Mencerminkan pengetatan, premi pada kontrak Brent untuk pemuatan dalam satu bulan dibandingkan kontrak untuk pemuatan dalam enam bulan, metrik yang diawasi ketat oleh para pedagang, mencapai rekor tertinggi pada US$13,07 per barel.
Analis mengatakan Brent kemungkinan akan tetap di atas US$100 per barel sampai pasokan alternatif yang signifikan tersedia dari serpih AS atau Iran, misalnya.
Amerika Serikat dan Iran telah terlibat dalam pembicaraan nuklir tidak langsung di Wina yang dapat mengarah pada penghapusan sanksi terhadap penjualan minyak Iran.

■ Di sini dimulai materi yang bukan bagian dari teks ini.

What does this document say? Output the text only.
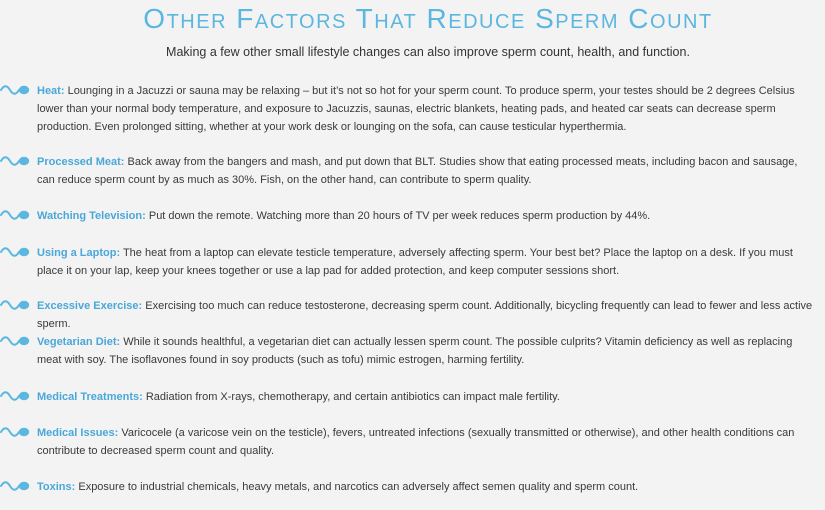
Other Factors That Reduce Sperm Count

Making a few other small lifestyle changes can also improve sperm count, health, and function.

Heat: Lounging in a Jacuzzi or sauna may be relaxing – but it’s not so hot for your sperm count. To produce sperm, your testes should be 2 degrees Celsius lower than your normal body temperature, and exposure to Jacuzzis, saunas, electric blankets, heating pads, and heated car seats can decrease sperm production. Even prolonged sitting, whether at your work desk or lounging on the sofa, can cause testicular hyperthermia.

Processed Meat: Back away from the bangers and mash, and put down that BLT. Studies show that eating processed meats, including bacon and sausage, can reduce sperm count by as much as 30%. Fish, on the other hand, can contribute to sperm quality.

Watching Television: Put down the remote. Watching more than 20 hours of TV per week reduces sperm production by 44%.

Using a Laptop: The heat from a laptop can elevate testicle temperature, adversely affecting sperm. Your best bet? Place the laptop on a desk. If you must place it on your lap, keep your knees together or use a lap pad for added protection, and keep computer sessions short.

Excessive Exercise: Exercising too much can reduce testosterone, decreasing sperm count. Additionally, bicycling frequently can lead to fewer and less active sperm.

Vegetarian Diet: While it sounds healthful, a vegetarian diet can actually lessen sperm count. The possible culprits? Vitamin deficiency as well as replacing meat with soy. The isoflavones found in soy products (such as tofu) mimic estrogen, harming fertility.

Medical Treatments: Radiation from X-rays, chemotherapy, and certain antibiotics can impact male fertility.

Medical Issues: Varicocele (a varicose vein on the testicle), fevers, untreated infections (sexually transmitted or otherwise), and other health conditions can contribute to decreased sperm count and quality.

Toxins: Exposure to industrial chemicals, heavy metals, and narcotics can adversely affect semen quality and sperm count.
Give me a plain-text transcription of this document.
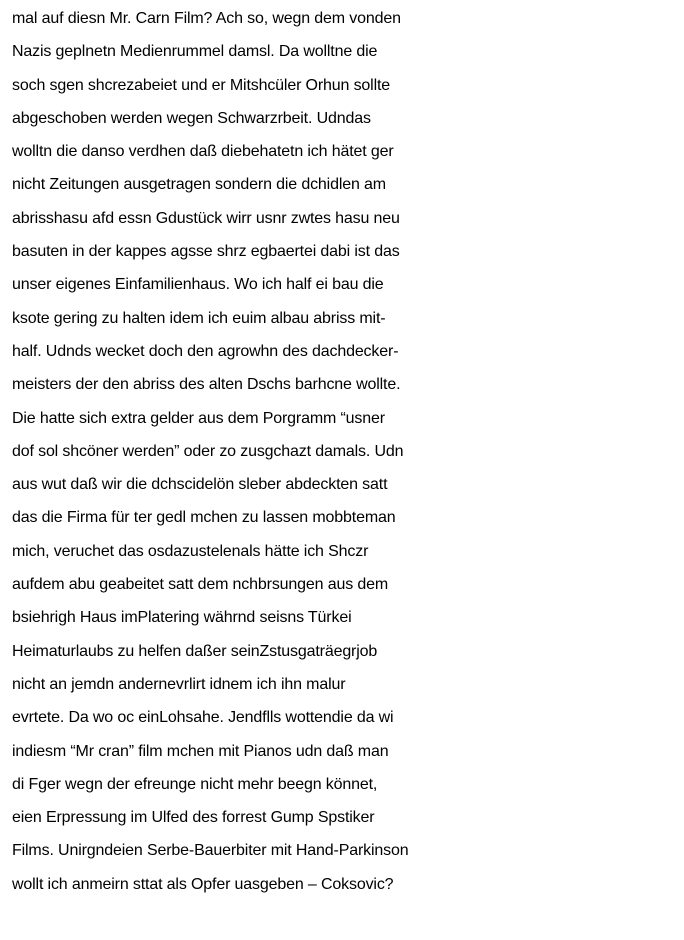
mal auf diesn Mr. Carn Film? Ach so, wegn dem vonden
Nazis geplnetn Medienrummel damsl. Da wolltne die
soch sgen shcrezabeiet und er Mitshcüler Orhun sollte
abgeschoben werden wegen Schwarzrbeit. Udndas
wolltn die danso verdhen daß diebehatetn ich hätet ger
nicht Zeitungen ausgetragen sondern die dchidlen am
abrisshasu afd essn Gdustück wirr usnr zwtes hasu neu
basuten in der kappes agsse shrz egbaertei dabi ist das
unser eigenes Einfamilienhaus. Wo ich half ei bau die
ksote gering zu halten idem ich euim albau abriss mit-
half. Udnds wecket doch den agrowhn des dachdecker-
meisters der den abriss des alten Dschs barhcne wollte.
Die hatte sich extra gelder aus dem Porgramm “usner
dof sol shcöner werden” oder zo zusgchazt damals. Udn
aus wut daß wir die dchscidelön sleber abdeckten satt
das die Firma für ter gedl mchen zu lassen mobbteman
mich, veruchet das osdazustelenals hätte ich Shczr
aufdem abu geabeitet satt dem nchbrsungen aus dem
bsiehrigh Haus imPlatering währnd seisns Türkei
Heimaturlaubs zu helfen daßer seinZstusgaträegrjob
nicht an jemdn andernevrlirt idnem ich ihn malur
evrtete. Da wo oc einLohsahe. Jendflls wottendie da wi
indiesm “Mr cran” film mchen mit Pianos udn daß man
di Fger wegn der efreunge nicht mehr beegn könnet,
eien Erpressung im Ulfed des forrest Gump Spstiker
Films. Unirgndeien Serbe-Bauerbiter mit Hand-Parkinson
wollt ich anmeirn sttat als Opfer uasgeben – Coksovic?
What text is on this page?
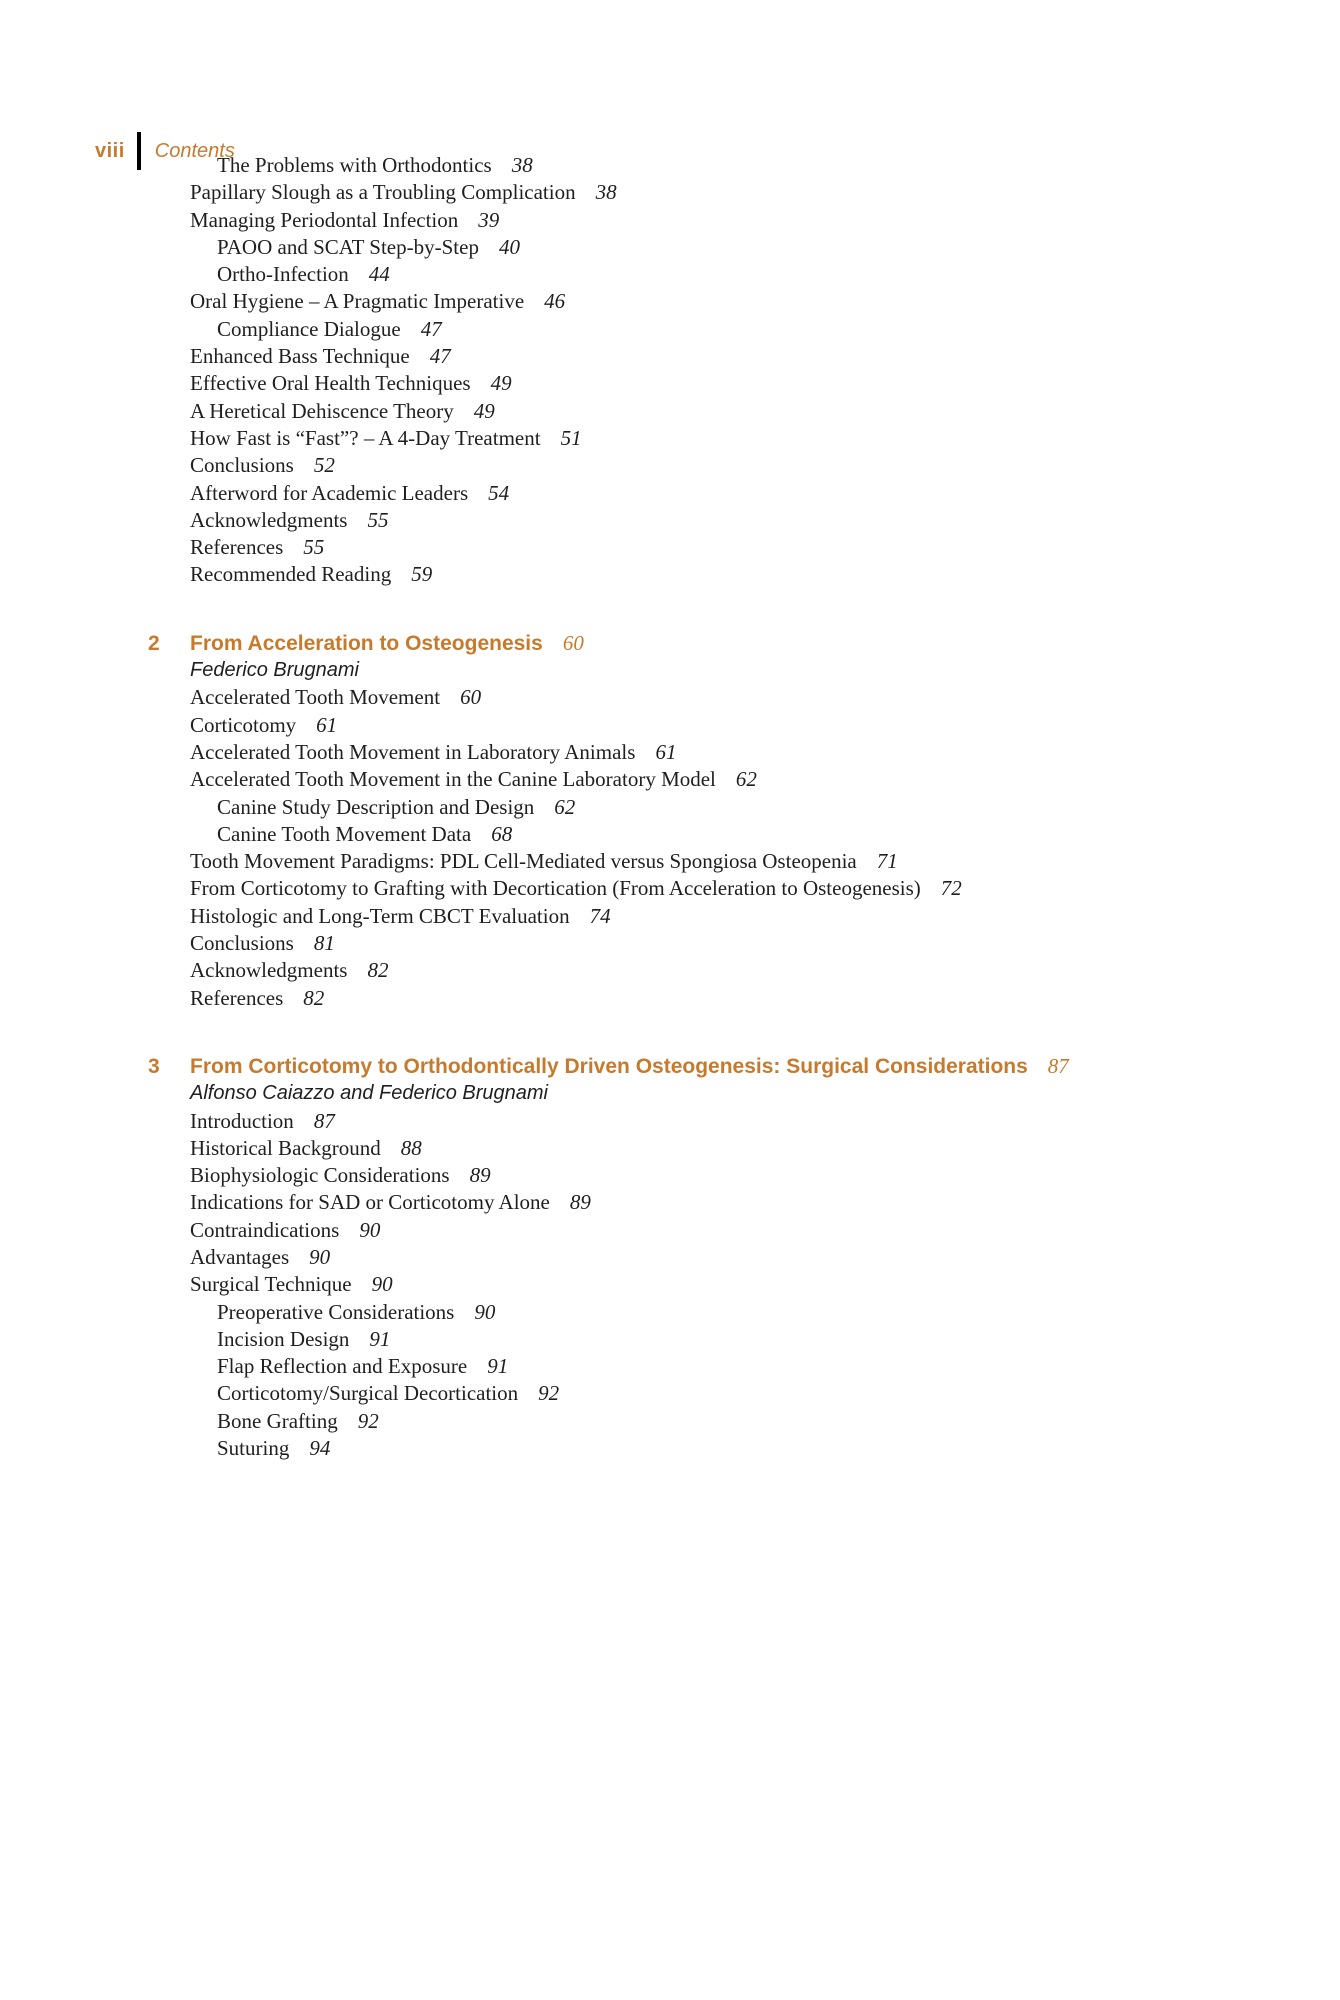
viii Contents
The Problems with Orthodontics 38
Papillary Slough as a Troubling Complication 38
Managing Periodontal Infection 39
PAOO and SCAT Step-by-Step 40
Ortho-Infection 44
Oral Hygiene – A Pragmatic Imperative 46
Compliance Dialogue 47
Enhanced Bass Technique 47
Effective Oral Health Techniques 49
A Heretical Dehiscence Theory 49
How Fast is “Fast”? – A 4-Day Treatment 51
Conclusions 52
Afterword for Academic Leaders 54
Acknowledgments 55
References 55
Recommended Reading 59
2	From Acceleration to Osteogenesis 60
Federico Brugnami
Accelerated Tooth Movement 60
Corticotomy 61
Accelerated Tooth Movement in Laboratory Animals 61
Accelerated Tooth Movement in the Canine Laboratory Model 62
Canine Study Description and Design 62
Canine Tooth Movement Data 68
Tooth Movement Paradigms: PDL Cell-Mediated versus Spongiosa Osteopenia 71
From Corticotomy to Grafting with Decortication (From Acceleration to Osteogenesis) 72
Histologic and Long-Term CBCT Evaluation 74
Conclusions 81
Acknowledgments 82
References 82
3	From Corticotomy to Orthodontically Driven Osteogenesis: Surgical Considerations 87
Alfonso Caiazzo and Federico Brugnami
Introduction 87
Historical Background 88
Biophysiologic Considerations 89
Indications for SAD or Corticotomy Alone 89
Contraindications 90
Advantages 90
Surgical Technique 90
Preoperative Considerations 90
Incision Design 91
Flap Reflection and Exposure 91
Corticotomy/Surgical Decortication 92
Bone Grafting 92
Suturing 94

Pejabat tinggi keamanan Iran, Ali Shamkhani, mengatakan di Twitter bahwa adalah mungkin untuk mencapai kesepakatan nuklir yang baik dengan kekuatan Barat setelah kemajuan signifikan dalam negosiasi.
Analis memperingatkan tekanan inflasi pada ekonomi global dari minyak US$100, terutama untuk Asia, yang mengimpor sebagian besar kebutuhan energinya.
“Kelemahan Asia tetap merupakan kebutuhan impor energi yang besar, dengan melonjaknya harga minyak pasti akan mengurangi pendapatan dan pertumbuhan selama tahun mendatang,” kata ekonom HSBC Frederic Neumann.